With the neoconservative drums beating inside the Washington Beltway, the reshuffling of key positions at RFE and Al-Hurra came as no surprise.
Secretary of State Condoleezza Rice announced in February a major initiative to promote democracy in Iran, including $50 million to increase Persian-language television broadcasts.
Congress also appropriated $21.4 million to expand VOA’s Persian television programming to 12 hours a day, and $14.7 million more for Radio Farda (which means "tomorrow" in Farsi).
In early 2007, the Broadcasting Board of Governors’ chairman, Kenneth Tomlinson, named Gedmin, a former AEI fellow and a founding member, along with Vice President Dick Cheney and former Pentagon chief Donald Rumsfeld, of the Project for the New American Century, as RFE’s director. Gedmin’s new job gave him control over Radio Farda and Voice of America. Some listeners have since noted changes in the tone and content of their programming.
A June 14 VOA broadcast in Persian, for example, featured an original interview with AEI fellow and leading neoconservative Richard Perle on the future of democracy in Iran, as well as a roundtable discussion with Shahryar Ahi, chief organizer of a conference of Iranian opposition groups in Paris. Ahi, an informal liaison during the 1970s between the Shah of Iran Mohammed Reza Pahlavi and the White House, currently works with the Shah’s 45-year-old, Washington-based son, Reza Pahlavi.
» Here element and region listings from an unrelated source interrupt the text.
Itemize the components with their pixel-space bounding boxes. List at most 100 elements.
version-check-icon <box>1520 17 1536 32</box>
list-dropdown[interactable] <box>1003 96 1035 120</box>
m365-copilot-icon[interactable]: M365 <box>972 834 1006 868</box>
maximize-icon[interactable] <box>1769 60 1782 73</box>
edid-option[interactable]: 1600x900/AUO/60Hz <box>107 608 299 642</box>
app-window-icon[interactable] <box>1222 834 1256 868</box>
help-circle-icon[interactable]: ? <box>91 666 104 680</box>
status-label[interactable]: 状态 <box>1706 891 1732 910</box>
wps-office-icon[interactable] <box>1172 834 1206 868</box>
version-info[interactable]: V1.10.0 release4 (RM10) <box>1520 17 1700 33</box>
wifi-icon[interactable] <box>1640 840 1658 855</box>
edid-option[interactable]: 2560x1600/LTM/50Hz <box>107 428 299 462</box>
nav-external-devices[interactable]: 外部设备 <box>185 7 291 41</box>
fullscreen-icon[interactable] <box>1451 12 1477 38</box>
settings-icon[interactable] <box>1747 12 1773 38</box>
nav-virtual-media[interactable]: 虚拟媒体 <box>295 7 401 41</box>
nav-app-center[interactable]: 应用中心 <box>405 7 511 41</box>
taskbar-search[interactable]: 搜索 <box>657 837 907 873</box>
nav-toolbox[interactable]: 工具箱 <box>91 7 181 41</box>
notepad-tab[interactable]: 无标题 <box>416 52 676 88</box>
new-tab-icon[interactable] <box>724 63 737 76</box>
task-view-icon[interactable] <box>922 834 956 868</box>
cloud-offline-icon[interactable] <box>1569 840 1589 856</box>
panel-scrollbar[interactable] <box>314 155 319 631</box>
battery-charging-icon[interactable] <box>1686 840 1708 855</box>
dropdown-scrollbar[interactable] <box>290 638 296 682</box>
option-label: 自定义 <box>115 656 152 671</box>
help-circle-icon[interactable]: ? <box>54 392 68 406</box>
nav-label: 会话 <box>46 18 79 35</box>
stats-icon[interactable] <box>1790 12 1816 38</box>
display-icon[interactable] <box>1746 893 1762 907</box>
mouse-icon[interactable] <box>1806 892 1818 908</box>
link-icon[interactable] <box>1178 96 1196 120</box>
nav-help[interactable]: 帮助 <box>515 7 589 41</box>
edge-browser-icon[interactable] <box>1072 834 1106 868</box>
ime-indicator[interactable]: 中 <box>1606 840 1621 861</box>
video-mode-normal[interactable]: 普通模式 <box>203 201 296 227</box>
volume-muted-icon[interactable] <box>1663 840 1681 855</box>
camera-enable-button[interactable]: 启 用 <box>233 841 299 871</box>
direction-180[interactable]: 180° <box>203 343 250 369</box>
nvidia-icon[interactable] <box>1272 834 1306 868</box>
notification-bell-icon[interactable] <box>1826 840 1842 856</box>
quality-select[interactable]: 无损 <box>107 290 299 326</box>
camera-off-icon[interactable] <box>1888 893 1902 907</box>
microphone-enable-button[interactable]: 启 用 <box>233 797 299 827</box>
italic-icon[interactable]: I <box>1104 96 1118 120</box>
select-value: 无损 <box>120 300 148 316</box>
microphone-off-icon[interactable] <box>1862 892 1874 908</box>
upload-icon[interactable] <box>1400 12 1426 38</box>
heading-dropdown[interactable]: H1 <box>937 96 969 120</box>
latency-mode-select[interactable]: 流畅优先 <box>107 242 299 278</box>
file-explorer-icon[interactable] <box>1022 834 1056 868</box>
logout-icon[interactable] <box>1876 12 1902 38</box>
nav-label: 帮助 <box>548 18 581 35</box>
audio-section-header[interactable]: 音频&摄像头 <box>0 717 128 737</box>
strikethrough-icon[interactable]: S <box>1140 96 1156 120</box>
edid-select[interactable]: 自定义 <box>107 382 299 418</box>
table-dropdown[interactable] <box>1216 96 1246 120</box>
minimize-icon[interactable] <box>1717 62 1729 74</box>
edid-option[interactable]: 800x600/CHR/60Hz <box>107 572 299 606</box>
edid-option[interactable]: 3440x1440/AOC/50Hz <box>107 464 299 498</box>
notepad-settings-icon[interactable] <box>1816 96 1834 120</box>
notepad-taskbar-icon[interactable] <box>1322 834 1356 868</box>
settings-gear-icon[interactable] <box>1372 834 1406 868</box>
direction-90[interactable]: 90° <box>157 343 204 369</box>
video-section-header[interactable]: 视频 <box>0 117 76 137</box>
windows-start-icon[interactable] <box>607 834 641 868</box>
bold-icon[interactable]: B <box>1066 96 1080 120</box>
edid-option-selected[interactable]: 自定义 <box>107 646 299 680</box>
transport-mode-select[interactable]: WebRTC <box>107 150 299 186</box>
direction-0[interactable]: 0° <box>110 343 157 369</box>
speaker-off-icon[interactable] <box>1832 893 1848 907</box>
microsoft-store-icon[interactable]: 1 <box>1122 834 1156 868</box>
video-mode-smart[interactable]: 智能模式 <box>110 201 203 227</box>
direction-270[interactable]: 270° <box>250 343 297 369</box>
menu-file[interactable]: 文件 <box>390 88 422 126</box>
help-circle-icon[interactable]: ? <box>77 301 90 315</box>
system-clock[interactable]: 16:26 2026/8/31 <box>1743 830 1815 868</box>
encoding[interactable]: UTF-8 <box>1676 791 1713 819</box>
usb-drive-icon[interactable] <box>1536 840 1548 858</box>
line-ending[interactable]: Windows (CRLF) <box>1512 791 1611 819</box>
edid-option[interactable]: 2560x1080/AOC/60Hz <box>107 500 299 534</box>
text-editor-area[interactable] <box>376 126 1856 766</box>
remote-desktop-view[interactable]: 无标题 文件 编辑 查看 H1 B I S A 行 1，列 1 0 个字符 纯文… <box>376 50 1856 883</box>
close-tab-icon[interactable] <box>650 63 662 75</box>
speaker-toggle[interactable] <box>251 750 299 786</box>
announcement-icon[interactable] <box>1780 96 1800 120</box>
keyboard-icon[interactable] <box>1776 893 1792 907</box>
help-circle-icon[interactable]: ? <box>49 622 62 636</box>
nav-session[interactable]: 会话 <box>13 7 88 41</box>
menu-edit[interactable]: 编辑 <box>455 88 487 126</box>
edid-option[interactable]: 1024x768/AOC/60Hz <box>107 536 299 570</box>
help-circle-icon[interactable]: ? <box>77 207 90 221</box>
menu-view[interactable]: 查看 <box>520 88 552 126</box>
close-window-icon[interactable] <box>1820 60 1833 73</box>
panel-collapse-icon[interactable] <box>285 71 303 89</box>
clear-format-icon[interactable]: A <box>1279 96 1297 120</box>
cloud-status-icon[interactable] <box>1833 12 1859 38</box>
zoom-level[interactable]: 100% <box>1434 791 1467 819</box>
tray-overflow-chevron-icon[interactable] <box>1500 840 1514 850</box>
Radio Farda has featured three exclusive and well-publicized interviews with Perle, Michael Rubin, yet another AEI fellow, and Pahlavi, according to Hossein Derakhshan, an Iranian blogger whose weblog, hoder.com, is widely read.
As the Bush administration ramps up its offensive against Iran’s regime through VOA and Radio Farda, neoconservatives have also taken aim at Al-Hurra, a U.S.-sponsored Arabic-language satellite television station that broadcasts to 22 countries across the Middle East on an annual budget of more than $70 million.
In early June, Register resigned from Al-Hurra after less than six months on the job, in the wake of a series of public attacks against him and the station’s allegedly anti-U.S. content by neoconservative columnist Joel Mowbray in the opinion pages of the Wall Street Journal.
Mowbray complained that Register was directly responsible for most Al-Hurra broadcasts that, among other things, carried Hezbollah leader Hassan Nasrallah’s December 2006 speech in its entirety, reported uncritically on last year’s Holocaust conference in Iran, and referred to the establishment of Israel in 1948 as "al Naqba," which means "catastrophe" in Arabic.
"Our taxpayer-financed Arabic network was set up to counter Al-Jazeera, not echo it," he wrote.
Since its launch in 2004, Al-Hurra had served as the centerpiece of Washington’s "aggressive post-9/11 courtship of the Arab world" and was "fulfilling its mission" until it hired Register, according to Mowbray.
Yet Register’s predecessor, Mouafac Harb, resigned a month after a scathing report from the U.S. Government Accountability Office (GAO) found that Al-Hurra lacked "a comprehensive, long-term strategic plan" and criticized its reported audience statistics.
Register, a veteran producer and vice president who worked at CNN for 20 years, was supposed to boost the profile of the station, win audience share, and generate political debate. But his attempts to appeal to an Arab audience ostensibly went against the goals of the neoconservative establishment in Washington.
"The conservative crusade against Register demonstrates one of the great difficulties facing any official American broadcasting in the Middle East," wrote Marc Lynch, a professor at George Washington University whose blog, abuaardvark.com, on Arab media and politics is widely read in Washington, in Britain’s Guardian newspaper.
"To be a free and credible media outlet means allowing critics of American policy to speak and covering news that might make America look bad," he noted.
Khody Akhavi is a writer for the Inter Press Service.